How dare anybody raise objections to an Australian university normalising relations with Israeli academia, despite the vast bulk of Palestinians under occupation in Palestine actively opposing Western intellectuals providing cover for Zionist crimes?
Today’s Murdoch Australian has an article, with the charming headline “University forum with Israeli academics ‘offends Muslims'”, that highlights one of the lone voices in Australian academia willing to speak out strongly and regularly for Palestinians:
University of Sydney scholars set to exchange ideas with visiting Israeli experts on neuroscience, tissue regeneration and other cutting-edge research areas are being warned the event will offend potential Muslim undergraduates.
Associate Professor Jake Lynch, director of the university’s Centre for Peace and Conflict Studies, has urged his colleagues to withdraw from the research gathering, and the university administration to cancel it.
Dr Lynch has been a strong supporter of the boycott, divestment and sanctions campaign designed to isolate Israel. He says he has been asked to intervene by the Campaign for Justice and Peace in Palestine, a group that has pushed the BDS campaign among councils in Sydney.
The Israel Research Forum, to be held next Monday, will bring local scholars together with researchers from Israeli universities and institutions.
“The university risks sustaining reputational damage if the forum goes ahead,” Dr Lynch told The Australian yesterday.
“It risks being seen as condoning the complicity by Israeli universities in Israel’s breaches of international law and indirectly raises problems with the university’s social inclusion policy.”
In an email to staff due to take part, Dr Lynch condemns the lack of Palestinian involvement and the failure of Israeli universities to teach in Arabic.
In his letter to the university’s deputy vice-chancellor, Professor John Hearn, he says the forum is contrary to the university’s social inclusion policy, which requires it to reach out to students in western Sydney.
He says most Muslim students live in the west and feel “a sense of resentment and alienation resulting from the predominance of pro-Israeli voices in Australia’s political and media discourses”.

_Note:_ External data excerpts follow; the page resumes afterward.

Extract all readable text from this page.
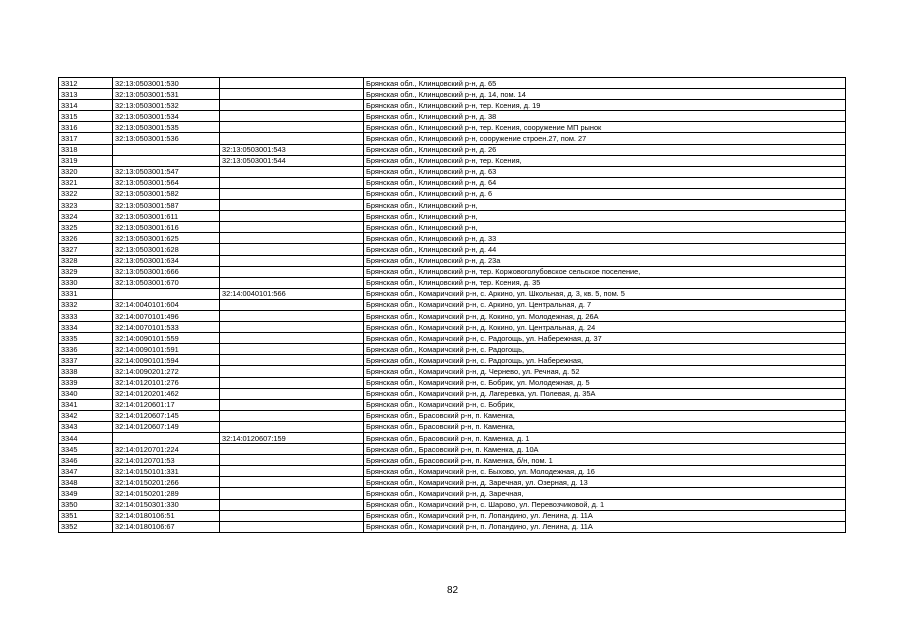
3312	32:13:0503001:530		Брянская обл., Клинцовский р-н, д. 65
3313	32:13:0503001:531		Брянская обл., Клинцовский р-н, д. 14, пом. 14
3314	32:13:0503001:532		Брянская обл., Клинцовский р-н, тер. Ксения, д. 19
3315	32:13:0503001:534		Брянская обл., Клинцовский р-н, д. 38
3316	32:13:0503001:535		Брянская обл., Клинцовский р-н, тер. Ксения, сооружение МП рынок
3317	32:13:0503001:536		Брянская обл., Клинцовский р-н, сооружение строен.27, пом. 27
3318		32:13:0503001:543	Брянская обл., Клинцовский р-н, д. 26
3319		32:13:0503001:544	Брянская обл., Клинцовский р-н, тер. Ксения,
3320	32:13:0503001:547		Брянская обл., Клинцовский р-н, д. 63
3321	32:13:0503001:564		Брянская обл., Клинцовский р-н, д. 64
3322	32:13:0503001:582		Брянская обл., Клинцовский р-н, д. 6
3323	32:13:0503001:587		Брянская обл., Клинцовский р-н,
3324	32:13:0503001:611		Брянская обл., Клинцовский р-н,
3325	32:13:0503001:616		Брянская обл., Клинцовский р-н,
3326	32:13:0503001:625		Брянская обл., Клинцовский р-н, д. 33
3327	32:13:0503001:628		Брянская обл., Клинцовский р-н, д. 44
3328	32:13:0503001:634		Брянская обл., Клинцовский р-н, д. 23а
3329	32:13:0503001:666		Брянская обл., Клинцовский р-н, тер. Коржовоголубовское сельское поселение,
3330	32:13:0503001:670		Брянская обл., Клинцовский р-н, тер. Ксения, д. 35
3331		32:14:0040101:566	Брянская обл., Комаричский р-н, с. Аркино, ул. Школьная, д. 3, кв. 5, пом. 5
3332	32:14:0040101:604		Брянская обл., Комаричский р-н, с. Аркино, ул. Центральная, д. 7
3333	32:14:0070101:496		Брянская обл., Комаричский р-н, д. Кокино, ул. Молодежная, д. 26А
3334	32:14:0070101:533		Брянская обл., Комаричский р-н, д. Кокино, ул. Центральная, д. 24
3335	32:14:0090101:559		Брянская обл., Комаричский р-н, с. Радогощь, ул. Набережная, д. 37
3336	32:14:0090101:591		Брянская обл., Комаричский р-н, с. Радогощь,
3337	32:14:0090101:594		Брянская обл., Комаричский р-н, с. Радогощь, ул. Набережная,
3338	32:14:0090201:272		Брянская обл., Комаричский р-н, д. Чернево, ул. Речная, д. 52
3339	32:14:0120101:276		Брянская обл., Комаричский р-н, с. Бобрик, ул. Молодежная, д. 5
3340	32:14:0120201:462		Брянская обл., Комаричский р-н, д. Лагеревка, ул. Полевая, д. 35А
3341	32:14:0120601:17		Брянская обл., Комаричский р-н, с. Бобрик,
3342	32:14:0120607:145		Брянская обл., Брасовский р-н, п. Каменка,
3343	32:14:0120607:149		Брянская обл., Брасовский р-н, п. Каменка,
3344		32:14:0120607:159	Брянская обл., Брасовский р-н, п. Каменка, д. 1
3345	32:14:0120701:224		Брянская обл., Брасовский р-н, п. Каменка, д. 10А
3346	32:14:0120701:53		Брянская обл., Брасовский р-н, п. Каменка, б/н, пом. 1
3347	32:14:0150101:331		Брянская обл., Комаричский р-н, с. Быхово, ул. Молодежная, д. 16
3348	32:14:0150201:266		Брянская обл., Комаричский р-н, д. Заречная, ул. Озерная, д. 13
3349	32:14:0150201:289		Брянская обл., Комаричский р-н, д. Заречная,
3350	32:14:0150301:330		Брянская обл., Комаричский р-н, с. Шарово, ул. Перевозчиковой, д. 1
3351	32:14:0180106:51		Брянская обл., Комаричский р-н, п. Лопандино, ул. Ленина, д. 11А
3352	32:14:0180106:67		Брянская обл., Комаричский р-н, п. Лопандино, ул. Ленина, д. 11А
82
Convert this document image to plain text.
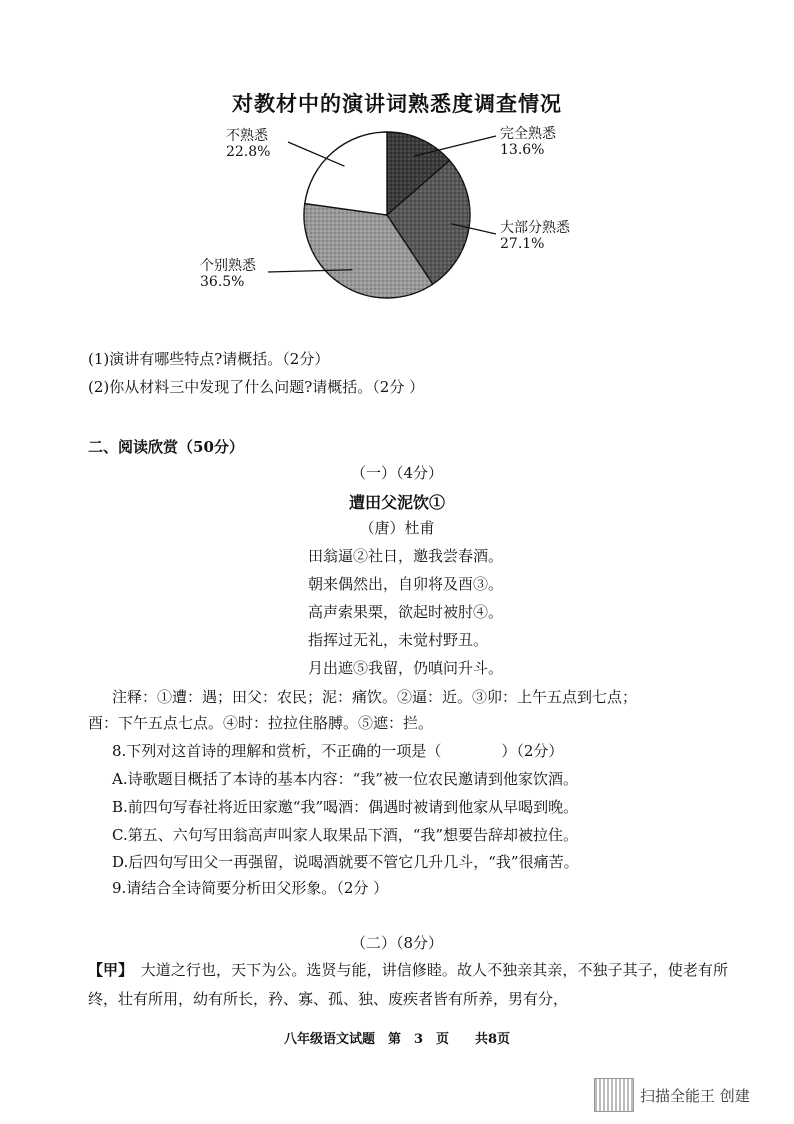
对教材中的演讲词熟悉度调查情况
完全熟悉
13.6%
大部分熟悉
27.1%
个别熟悉
36.5%
不熟悉
22.8%
(1)演讲有哪些特点?请概括。（2分）
(2)你从材料三中发现了什么问题?请概括。（2分 ）
二、阅读欣赏（50分）
（一）（4分）
遭田父泥饮①
（唐）杜甫
田翁逼②社日，邀我尝春酒。
朝来偶然出，自卯将及酉③。
高声索果栗，欲起时被肘④。
指挥过无礼，未觉村野丑。
月出遮⑤我留，仍嗔问升斗。
注释：①遭：遇；田父：农民；泥：痛饮。②逼：近。③卯：上午五点到七点；
酉：下午五点七点。④时：拉拉住胳膊。⑤遮：拦。
8.下列对这首诗的理解和赏析，不正确的一项是（　　　　）（2分）
A.诗歌题目概括了本诗的基本内容：“我”被一位农民邀请到他家饮酒。
B.前四句写春社将近田家邀“我”喝酒：偶遇时被请到他家从早喝到晚。
C.第五、六句写田翁高声叫家人取果品下酒，“我”想要告辞却被拉住。
D.后四句写田父一再强留，说喝酒就要不管它几升几斗，“我”很痛苦。
9.请结合全诗简要分析田父形象。（2分 ）
（二）（8分）
【甲】　大道之行也，天下为公。选贤与能，讲信修睦。故人不独亲其亲，不独子其子，使老有所终，壮有所用，幼有所长，矜、寡、孤、独、废疾者皆有所养，男有分，
八年级语文试题　第　3　页　　共8页
扫描全能王 创建
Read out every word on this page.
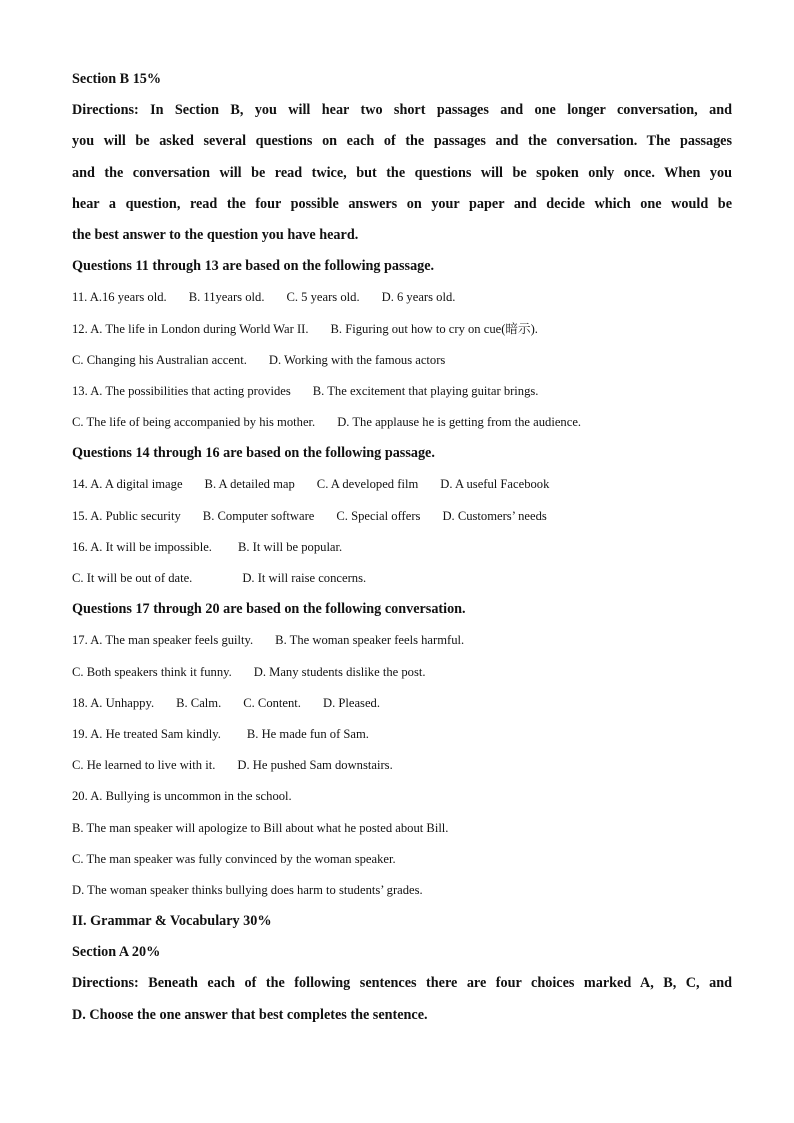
Section B 15%
Directions: In Section B, you will hear two short passages and one longer conversation, and
you will be asked several questions on each of the passages and the conversation. The passages
and the conversation will be read twice, but the questions will be spoken only once. When you
hear a question, read the four possible answers on your paper and decide which one would be
the best answer to the question you have heard.
Questions 11 through 13 are based on the following passage.
11. A.16 years old. B. 11years old. C. 5 years old. D. 6 years old.
12. A. The life in London during World War II. B. Figuring out how to cry on cue(暗示).
C. Changing his Australian accent. D. Working with the famous actors
13. A. The possibilities that acting provides B. The excitement that playing guitar brings.
C. The life of being accompanied by his mother. D. The applause he is getting from the audience.
Questions 14 through 16 are based on the following passage.
14. A. A digital image B. A detailed map C. A developed film D. A useful Facebook
15. A. Public security B. Computer software C. Special offers D. Customers’ needs
16. A. It will be impossible. B. It will be popular.
C. It will be out of date.	D. It will raise concerns.
Questions 17 through 20 are based on the following conversation.
17. A. The man speaker feels guilty. B. The woman speaker feels harmful.
C. Both speakers think it funny. D. Many students dislike the post.
18. A. Unhappy. B. Calm. C. Content. D. Pleased.
19. A. He treated Sam kindly. B. He made fun of Sam.
C. He learned to live with it. D. He pushed Sam downstairs.
20. A. Bullying is uncommon in the school.
B. The man speaker will apologize to Bill about what he posted about Bill.
C. The man speaker was fully convinced by the woman speaker.
D. The woman speaker thinks bullying does harm to students’ grades.
II. Grammar & Vocabulary 30%
Section A 20%
Directions: Beneath each of the following sentences there are four choices marked A, B, C, and
D. Choose the one answer that best completes the sentence.
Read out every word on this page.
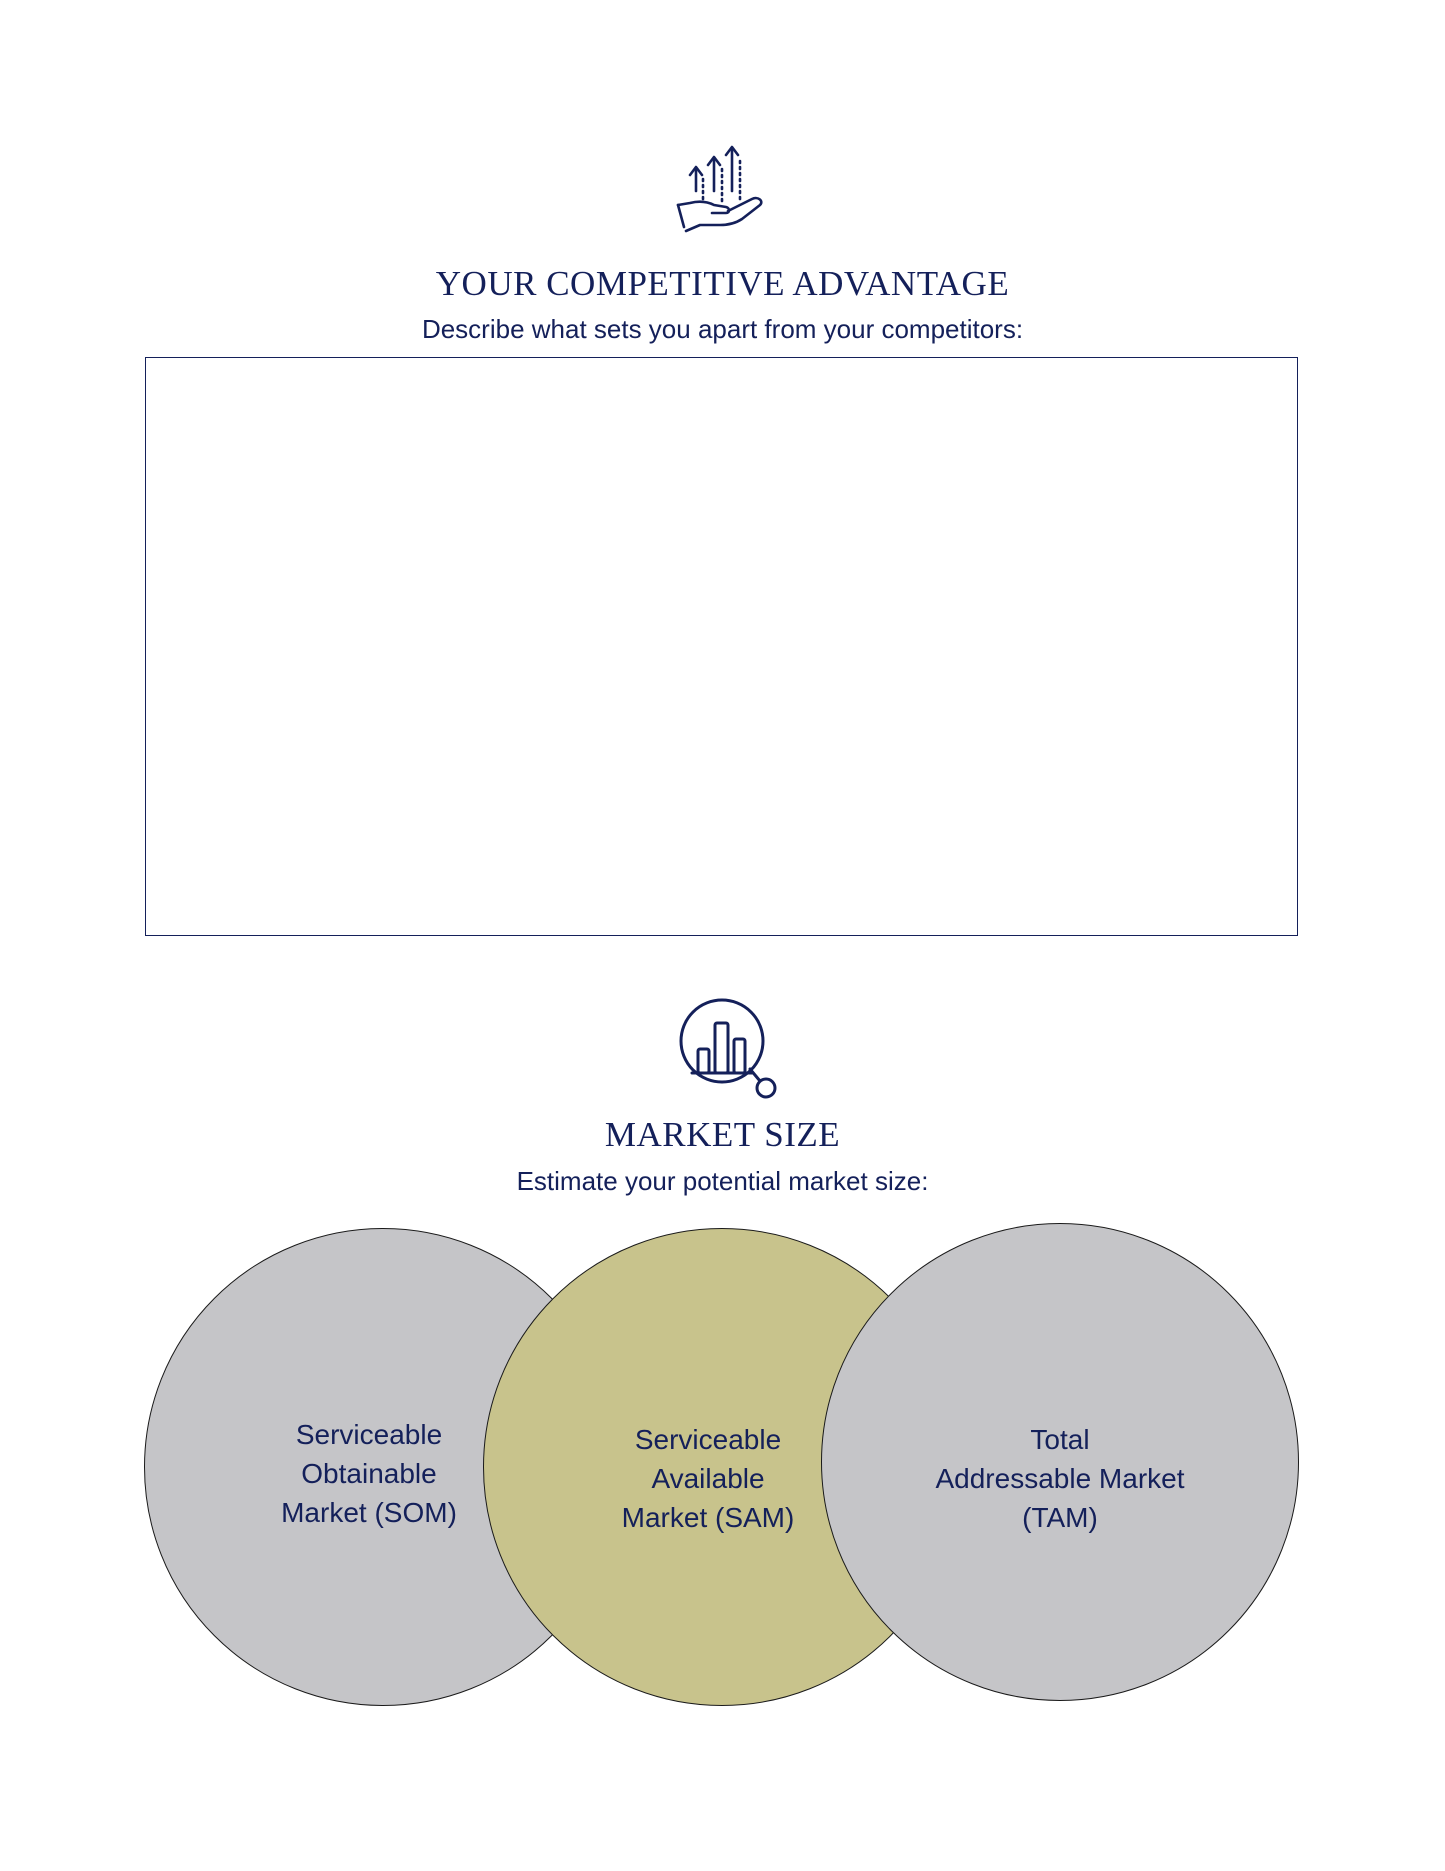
YOUR COMPETITIVE ADVANTAGE
Describe what sets you apart from your competitors:
MARKET SIZE
Estimate your potential market size:
Serviceable
Obtainable
Market (SOM)
Serviceable
Available
Market (SAM)
Total
Addressable Market
(TAM)
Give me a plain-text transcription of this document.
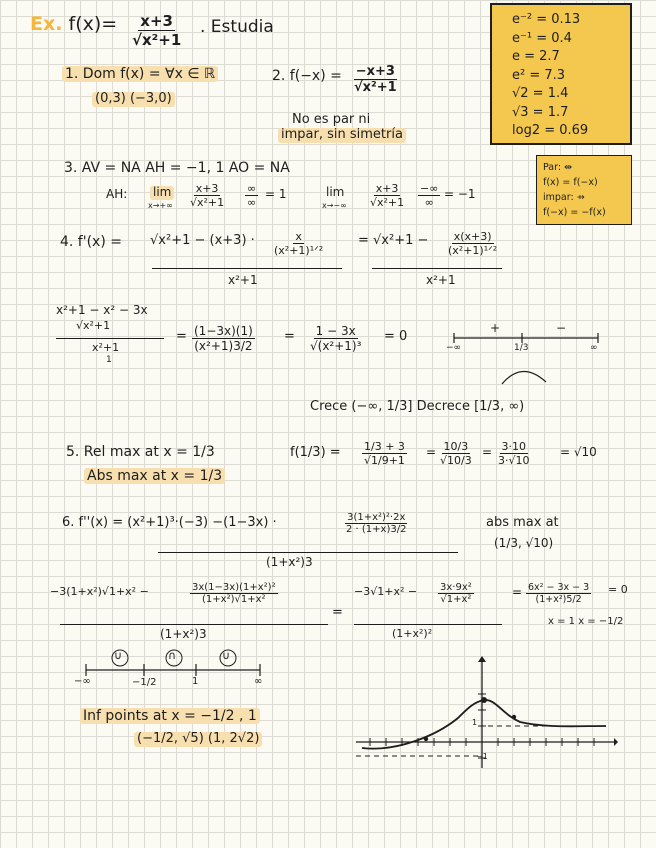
Ex. $f(x)= \frac{x+3}{\text{√x²+1}}$ . Estudia	e⁻² = 0.13
e⁻¹ = 0.4
e = 2.7
e² = 7.3
√2 = 1.4
√3 = 1.7
log2 = 0.69
1. Dom f(x) = ∀x ∈ ℝ
(0,3) (−3,0)
2. $f(-x) = \frac{-x+3}{\text{√x²+1}}$
No es par ni
impar, sin simetría
Par: ⇹
f(x) = f(−x)
impar: ⇸
f(−x) = −f(x)
3. AV = NA AH = −1, 1 AO = NA
AH: lim
$x\to+\infty \frac{x+3}{\text{√x²+1}}$ ∞
∞
= 1	lim
$x\to-\infty \frac{x+3}{\text{√x²+1}}$ −∞
∞
= −1
4. f'(x) = √x²+1 − (x+3) ·	x
(x²+1)¹ᐟ²
x²+1
= √x²+1 − x(x+3)
(x²+1)¹ᐟ²
x²+1
x²+1 − x² − 3x
√x²+1
x²+1
1
= $\frac{(1-3x)(1)}{\text{(x²+1)3/2}} = \frac{1 - 3x}{\text{√(x²+1)³}} = 0$
+	−
−∞	1/3	∞
Crece (−∞, 1/3] Decrece [1/3, ∞)
5. Rel max at x = 1/3
Abs max at x = 1/3
$f(1/3) = \frac{1/3 + 3}{√1/9+1} = \frac{10/3}{√10/3} = \frac{3\cdot 10}{3\cdot√10} = √10$
6. f''(x) = (x²+1)³·(−3) −(1−3x) ·	$\frac{\text{3(1+x²)²·2x}}{2 \cdot (1+x)3/2}$
(1+x²)3
abs max at
(1/3, √10)
−3(1+x²)√1+x² −	$\frac{\text{3x(1−3x)(1+x²)²}}{\text{(1+x²)√1+x²}}$
(1+x²)3
=
$-3√1+x^2 - \frac{\text{3x·9x²}}{\text{√1+x²}}$
(1+x²)²
= $\frac{\text{6x² − 3x − 3}}{\text{(1+x²)5/2}} = 0$
x = 1 x = −1/2
∪	∩	∪
−∞	−1/2	1	∞
Inf points at x = −1/2 , 1
(−1/2, √5) (1, 2√2)
1
−1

But one of the local scholars billed for the event, neuroscientist Manuel Graeber, has emailed a strong defence of the forum to Dr Lynch, pointing out that a similar meeting with Arab scholars is scheduled for next year. “The event with Israel should go ahead exactly as planned,” Professor Graeber writes. “There is absolutely nothing questionable about it. Academics must not be held hostage by ideologies.”
In his reply to Dr Lynch, which he provided to The Australian, Professor Hearn says: “In the interests of academic freedom we should ensure that the upcoming forum with Israel and the 2012 forum with the Arab countries should be peaceful and productive.”
An organiser of the forum, University of Sydney physiology professor Rebecca Mason, said collaboration between Australian and Israeli scholars could shed light on problems.